How I Try To Assess New ETFs

Direxion rolled out a suite of ETFs that offer single wrapper access to pair trades. A pair trade is going long one sector or segment or style or factor and so on and then going short something related. So an investor that thinks growth will outperform value could go long a growth fund and sell short a value fund and either profit on the spread between the two if they're right or lose that spread if they're wrong. It is a sophisticated idea and so being cautious makes sense as anything not simple can turn out to be problematic. Here is the suite from Direxion;

In the case of the Relative Weight ETFs the long side of the strategies will be 150% while the short will be 50% which should net out to 100% long. There are some rules of thumb for some of these pairs that might give an indication of when to buy what and they work except for the times that they don't if you know what I mean. One of the rules of thumb is that as the yield curve flattens, growth should outperform value due to the different ways these companies access capital (equity markets versus debt markets). That worked on this go around until about six months ago. The first chart shows SPDR Growth's (SPYG) relative performance versus SPDR Value (SPYV) and starting six months ago growth started to rollover versus value. It is difficult to know what the exact consequence might have been for RWGV (listed in the table) but I don't think it would have been that bad.
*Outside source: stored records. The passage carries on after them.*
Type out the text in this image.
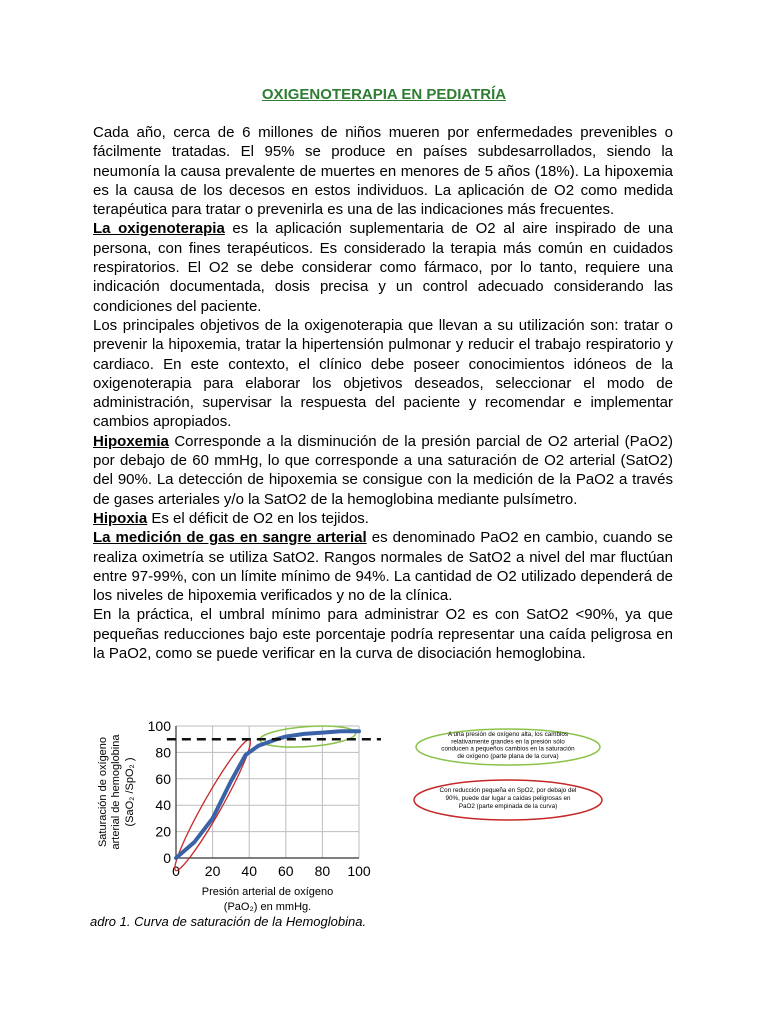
OXIGENOTERAPIA EN PEDIATRÍA

Cada año, cerca de 6 millones de niños mueren por enfermedades prevenibles o fácilmente tratadas. El 95% se produce en países subdesarrollados, siendo la neumonía la causa prevalente de muertes en menores de 5 años (18%). La hipoxemia es la causa de los decesos en estos individuos. La aplicación de O2 como medida terapéutica para tratar o prevenirla es una de las indicaciones más frecuentes.

La oxigenoterapia es la aplicación suplementaria de O2 al aire inspirado de una persona, con fines terapéuticos. Es considerado la terapia más común en cuidados respiratorios. El O2 se debe considerar como fármaco, por lo tanto, requiere una indicación documentada, dosis precisa y un control adecuado considerando las condiciones del paciente.

Los principales objetivos de la oxigenoterapia que llevan a su utilización son: tratar o prevenir la hipoxemia, tratar la hipertensión pulmonar y reducir el trabajo respiratorio y cardiaco. En este contexto, el clínico debe poseer conocimientos idóneos de la oxigenoterapia para elaborar los objetivos deseados, seleccionar el modo de administración, supervisar la respuesta del paciente y recomendar e implementar cambios apropiados.

Hipoxemia Corresponde a la disminución de la presión parcial de O2 arterial (PaO2) por debajo de 60 mmHg, lo que corresponde a una saturación de O2 arterial (SatO2) del 90%. La detección de hipoxemia se consigue con la medición de la PaO2 a través de gases arteriales y/o la SatO2 de la hemoglobina mediante pulsímetro.

Hipoxia Es el déficit de O2 en los tejidos.

La medición de gas en sangre arterial es denominado PaO2 en cambio, cuando se realiza oximetría se utiliza SatO2. Rangos normales de SatO2 a nivel del mar fluctúan entre 97-99%, con un límite mínimo de 94%. La cantidad de O2 utilizado dependerá de los niveles de hipoxemia verificados y no de la clínica.

En la práctica, el umbral mínimo para administrar O2 es con SatO2 <90%, ya que pequeñas reducciones bajo este porcentaje podría representar una caída peligrosa en la PaO2, como se puede verificar en la curva de disociación hemoglobina.

0 20 40 60 80 100
0
20
40
60
80
100
Saturación de oxígeno arterial de hemoglobina (SaO₂ /SpO₂ )
Presión arterial de oxígeno
(PaO₂) en mmHg.
A una presión de oxígeno alta, los cambios
relativamente grandes en la presión sólo
conducen a pequeños cambios en la saturación
de oxígeno (parte plana de la curva)
Con reducción pequeña en SpO2, por debajo del
90%, puede dar lugar a caídas peligrosas en
PaO2 (parte empinada de la curva)
adro 1. Curva de saturación de la Hemoglobina.
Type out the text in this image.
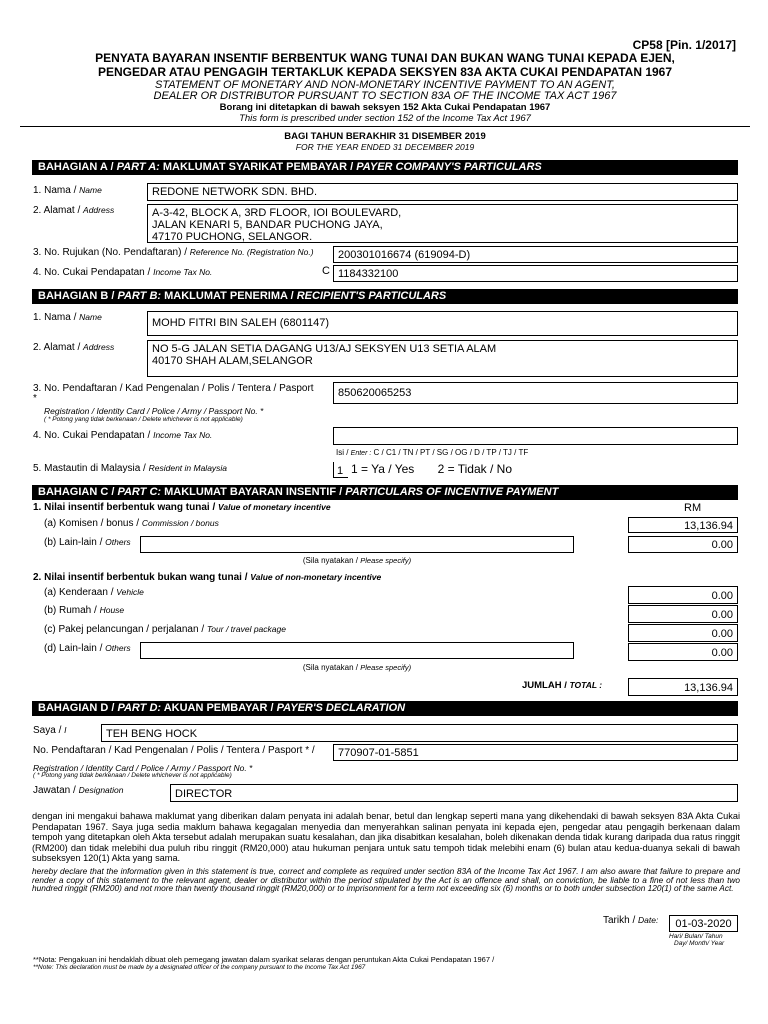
CP58 [Pin. 1/2017]
PENYATA BAYARAN INSENTIF BERBENTUK WANG TUNAI DAN BUKAN WANG TUNAI KEPADA EJEN,
PENGEDAR ATAU PENGAGIH TERTAKLUK KEPADA SEKSYEN 83A AKTA CUKAI PENDAPATAN 1967
STATEMENT OF MONETARY AND NON-MONETARY INCENTIVE PAYMENT TO AN AGENT,
DEALER OR DISTRIBUTOR PURSUANT TO SECTION 83A OF THE INCOME TAX ACT 1967
Borang ini ditetapkan di bawah seksyen 152 Akta Cukai Pendapatan 1967
This form is prescribed under section 152 of the Income Tax Act 1967
BAGI TAHUN BERAKHIR 31 DISEMBER 2019
FOR THE YEAR ENDED 31 DECEMBER 2019
BAHAGIAN A / PART A: MAKLUMAT SYARIKAT PEMBAYAR / PAYER COMPANY'S PARTICULARS
1. Nama / Name	REDONE NETWORK SDN. BHD.
2. Alamat / Address	A-3-42, BLOCK A, 3RD FLOOR, IOI BOULEVARD,
JALAN KENARI 5, BANDAR PUCHONG JAYA,
47170 PUCHONG, SELANGOR.
3. No. Rujukan (No. Pendaftaran) / Reference No. (Registration No.)	200301016674 (619094-D)
4. No. Cukai Pendapatan / Income Tax No.	C 1184332100
BAHAGIAN B / PART B: MAKLUMAT PENERIMA / RECIPIENT'S PARTICULARS
1. Nama / Name	MOHD FITRI BIN SALEH (6801147)
2. Alamat / Address	NO 5-G JALAN SETIA DAGANG U13/AJ SEKSYEN U13 SETIA ALAM
40170 SHAH ALAM,SELANGOR
3. No. Pendaftaran / Kad Pengenalan / Polis / Tentera / Pasport
*	850620065253
Registration / Identity Card / Police / Army / Passport No. *
( * Potong yang tidak berkenaan / Delete whichever is not applicable)
4. No. Cukai Pendapatan / Income Tax No.
Isi / Enter : C / C1 / TN / PT / SG / OG / D / TP / TJ / TF
5. Mastautin di Malaysia / Resident in Malaysia	1 1 = Ya / Yes       2 = Tidak / No
BAHAGIAN C / PART C: MAKLUMAT BAYARAN INSENTIF / PARTICULARS OF INCENTIVE PAYMENT
1. Nilai insentif berbentuk wang tunai / Value of monetary incentive	RM
(a) Komisen / bonus / Commission / bonus	13,136.94
(b) Lain-lain / Others	0.00
(Sila nyatakan / Please specify)
2. Nilai insentif berbentuk bukan wang tunai / Value of non-monetary incentive
(a) Kenderaan / Vehicle	0.00
(b) Rumah / House	0.00
(c) Pakej pelancungan / perjalanan / Tour / travel package	0.00
(d) Lain-lain / Others	0.00
(Sila nyatakan / Please specify)
JUMLAH / TOTAL :	13,136.94
BAHAGIAN D / PART D: AKUAN PEMBAYAR / PAYER'S DECLARATION
Saya / I	TEH BENG HOCK
No. Pendaftaran / Kad Pengenalan / Polis / Tentera / Pasport * /	770907-01-5851
Registration / Identity Card / Police / Army / Passport No. *
( * Potong yang tidak berkenaan / Delete whichever is not applicable)
Jawatan / Designation	DIRECTOR
dengan ini mengakui bahawa maklumat yang diberikan dalam penyata ini adalah benar, betul dan lengkap seperti mana yang dikehendaki di bawah seksyen 83A Akta Cukai Pendapatan 1967. Saya juga sedia maklum bahawa kegagalan menyedia dan menyerahkan salinan penyata ini kepada ejen, pengedar atau pengagih berkenaan dalam tempoh yang ditetapkan oleh Akta tersebut adalah merupakan suatu kesalahan, dan jika disabitkan kesalahan, boleh dikenakan denda tidak kurang daripada dua ratus ringgit (RM200) dan tidak melebihi dua puluh ribu ringgit (RM20,000) atau hukuman penjara untuk satu tempoh tidak melebihi enam (6) bulan atau kedua-duanya sekali di bawah subseksyen 120(1) Akta yang sama.
hereby declare that the information given in this statement is true, correct and complete as required under section 83A of the Income Tax Act 1967. I am also aware that failure to prepare and render a copy of this statement to the relevant agent, dealer or distributor within the period stipulated by the Act is an offence and shall, on conviction, be liable to a fine of not less than two hundred ringgit (RM200) and not more than twenty thousand ringgit (RM20,000) or to imprisonment for a term not exceeding six (6) months or to both under subsection 120(1) of the same Act.
Tarikh / Date:	01-03-2020
Hari/ Bulan/ Tahun
Day/ Month/ Year
**Nota: Pengakuan ini hendaklah dibuat oleh pemegang jawatan dalam syarikat selaras dengan peruntukan Akta Cukai Pendapatan 1967 /
**Note: This declaration must be made by a designated officer of the company pursuant to the Income Tax Act 1967
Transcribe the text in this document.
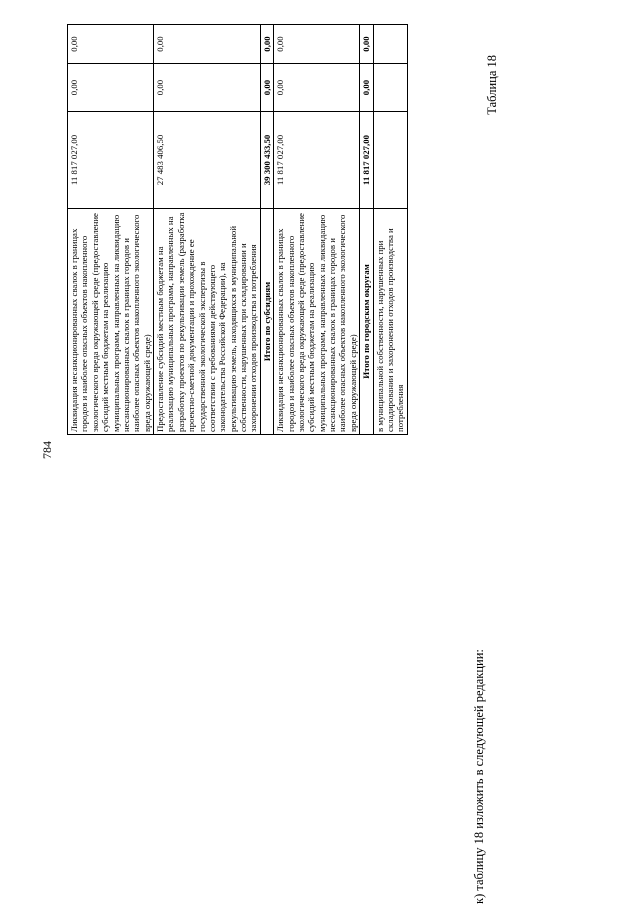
784
Ликвидация несанкционированных свалок в границах городов и наиболее опасных объектов накопленного экологического вреда окружающей среде (предоставление субсидий местным бюджетам на реализацию муниципальных программ, направленных на ликвидацию несанкционированных свалок в границах городов и наиболее опасных объектов накопленного экологического вреда окружающей среде)	11 817 027,00	0,00	0,00
Предоставление субсидий местным бюджетам на реализацию муниципальных программ, направленных на разработку проектов по рекультивации земель (разработка проектно-сметной документации и прохождение ее государственной экологической экспертизы в соответствии с требованиями действующего законодательства Российской Федерации), на рекультивацию земель, находящихся в муниципальной собственности, нарушенных при складировании и захоронении отходов производства и потребления	27 483 406,50	0,00	0,00
Итого по субсидиям	39 300 433,50	0,00	0,00
Ликвидация несанкционированных свалок в границах городов и наиболее опасных объектов накопленного экологического вреда окружающей среде (предоставление субсидий местным бюджетам на реализацию муниципальных программ, направленных на ликвидацию несанкционированных свалок в границах городов и наиболее опасных объектов накопленного экологического вреда окружающей среде)	11 817 027,00	0,00	0,00
Итого по городским округам	11 817 027,00	0,00	0,00
в муниципальной собственности, нарушенных при складировании и захоронении отходов производства и потребления			
к) таблицу 18 изложить в следующей редакции:
Таблица 18
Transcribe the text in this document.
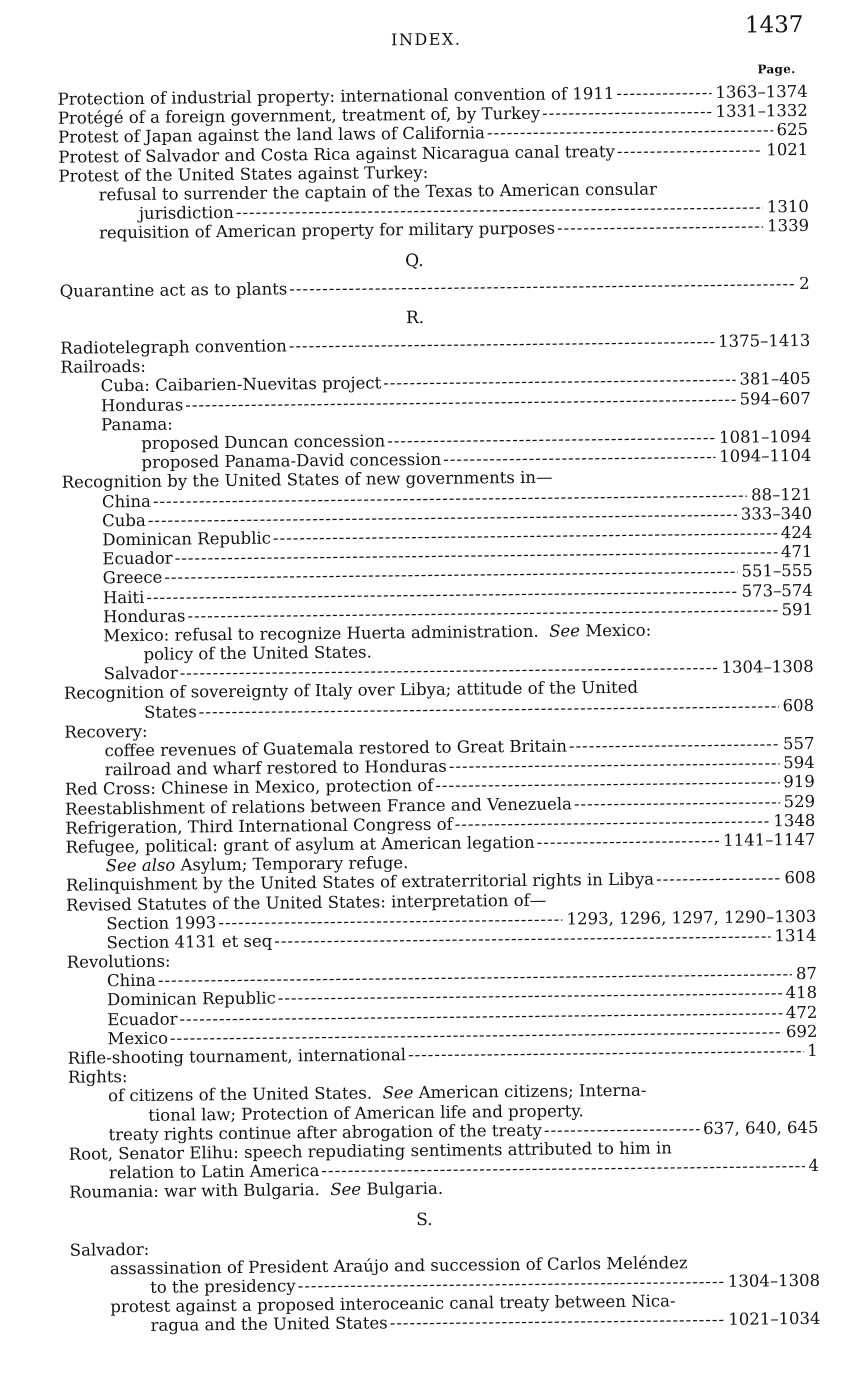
INDEX.
1437
Page.
Protection of industrial property: international convention of 1911 -----	1363–1374
Protégé of a foreign government, treatment of, by Turkey -----	1331–1332
Protest of Japan against the land laws of California -----	625
Protest of Salvador and Costa Rica against Nicaragua canal treaty -----	1021
Protest of the United States against Turkey:
refusal to surrender the captain of the Texas to American consular
jurisdiction -----	1310
requisition of American property for military purposes -----	1339
Q.
Quarantine act as to plants -----	2
R.
Radiotelegraph convention -----	1375–1413
Railroads:
Cuba: Caibarien-Nuevitas project -----	381–405
Honduras -----	594–607
Panama:
proposed Duncan concession -----	1081–1094
proposed Panama-David concession -----	1094–1104
Recognition by the United States of new governments in—
China -----	88–121
Cuba -----	333–340
Dominican Republic -----	424
Ecuador -----	471
Greece -----	551–555
Haiti -----	573–574
Honduras -----	591
Mexico: refusal to recognize Huerta administration.
See
Mexico:
policy of the United States.
Salvador -----	1304–1308
Recognition of sovereignty of Italy over Libya; attitude of the United
States -----	608
Recovery:
coffee revenues of Guatemala restored to Great Britain -----	557
railroad and wharf restored to Honduras -----	594
Red Cross: Chinese in Mexico, protection of -----	919
Reestablishment of relations between France and Venezuela -----	529
Refrigeration, Third International Congress of -----	1348
Refugee, political: grant of asylum at American legation -----	1141–1147
See also
Asylum; Temporary refuge.
Relinquishment by the United States of extraterritorial rights in Libya -----	608
Revised Statutes of the United States: interpretation of—
Section 1993 -----	1293, 1296, 1297, 1290–1303
Section 4131 et seq -----	1314
Revolutions:
China -----	87
Dominican Republic -----	418
Ecuador -----	472
Mexico -----	692
Rifle-shooting tournament, international -----	1
Rights:
of citizens of the United States.
See
American citizens; Interna-
tional law; Protection of American life and property.
treaty rights continue after abrogation of the treaty -----	637, 640, 645
Root, Senator Elihu: speech repudiating sentiments attributed to him in
relation to Latin America -----	4
Roumania: war with Bulgaria.
See
Bulgaria.
S.
Salvador:
assassination of President Araújo and succession of Carlos Meléndez
to the presidency -----	1304–1308
protest against a proposed interoceanic canal treaty between Nica-
ragua and the United States -----	1021–1034
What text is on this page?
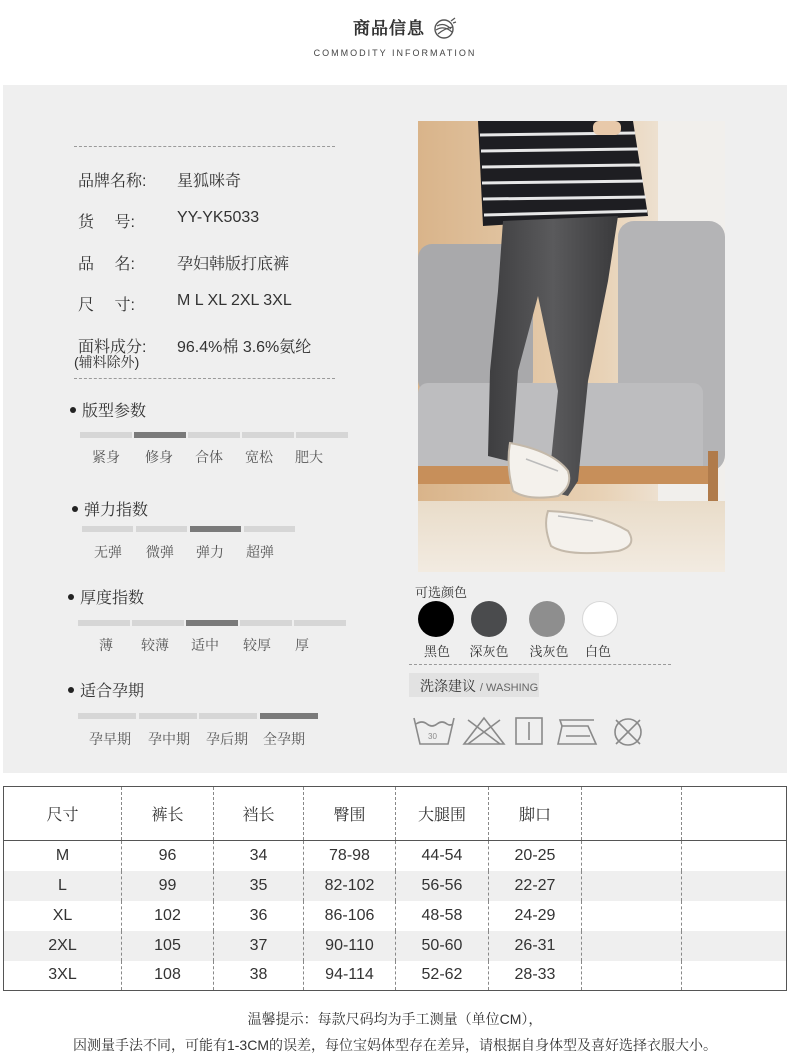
商品信息
COMMODITY INFORMATION
品牌名称: 星狐咪奇
货　 号:	YY-YK5033
品　 名:	孕妇韩版打底裤
尺　 寸:	M L XL 2XL 3XL
面料成分: 96.4%棉 3.6%氨纶
(辅料除外)
版型参数
紧身	修身	合体	宽松	肥大
弹力指数
无弹	微弹	弹力	超弹
厚度指数
薄	较薄	适中	较厚	厚
适合孕期
孕早期	孕中期	孕后期	全孕期
可选颜色
黑色	深灰色	浅灰色	白色
洗涤建议 / WASHING
30
尺寸	裤长	裆长	臀围	大腿围	脚口		
M	96	34	78-98	44-54	20-25		
L	99	35	82-102	56-56	22-27		
XL	102	36	86-106	48-58	24-29		
2XL	105	37	90-110	50-60	26-31		
3XL	108	38	94-114	52-62	28-33		
温馨提示：每款尺码均为手工测量（单位CM），
因测量手法不同，可能有1-3CM的误差，每位宝妈体型存在差异，请根据自身体型及喜好选择衣服大小。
Cyclical versus defensives is interesting too. In RWCD tech is the largest long sector and healthcare is the largest short sector. Generally you'd expect defensive companies to lag until very late in the bull market but the chart comparing client holding iShares US Technology (IYW) relative to the Healthcare Sector SPDR (XLV) tells a more complicated story.​

This relationship worked as expected coming off the bottom in 2009 but started rolling over long before the bull market ended...if it's even over yet.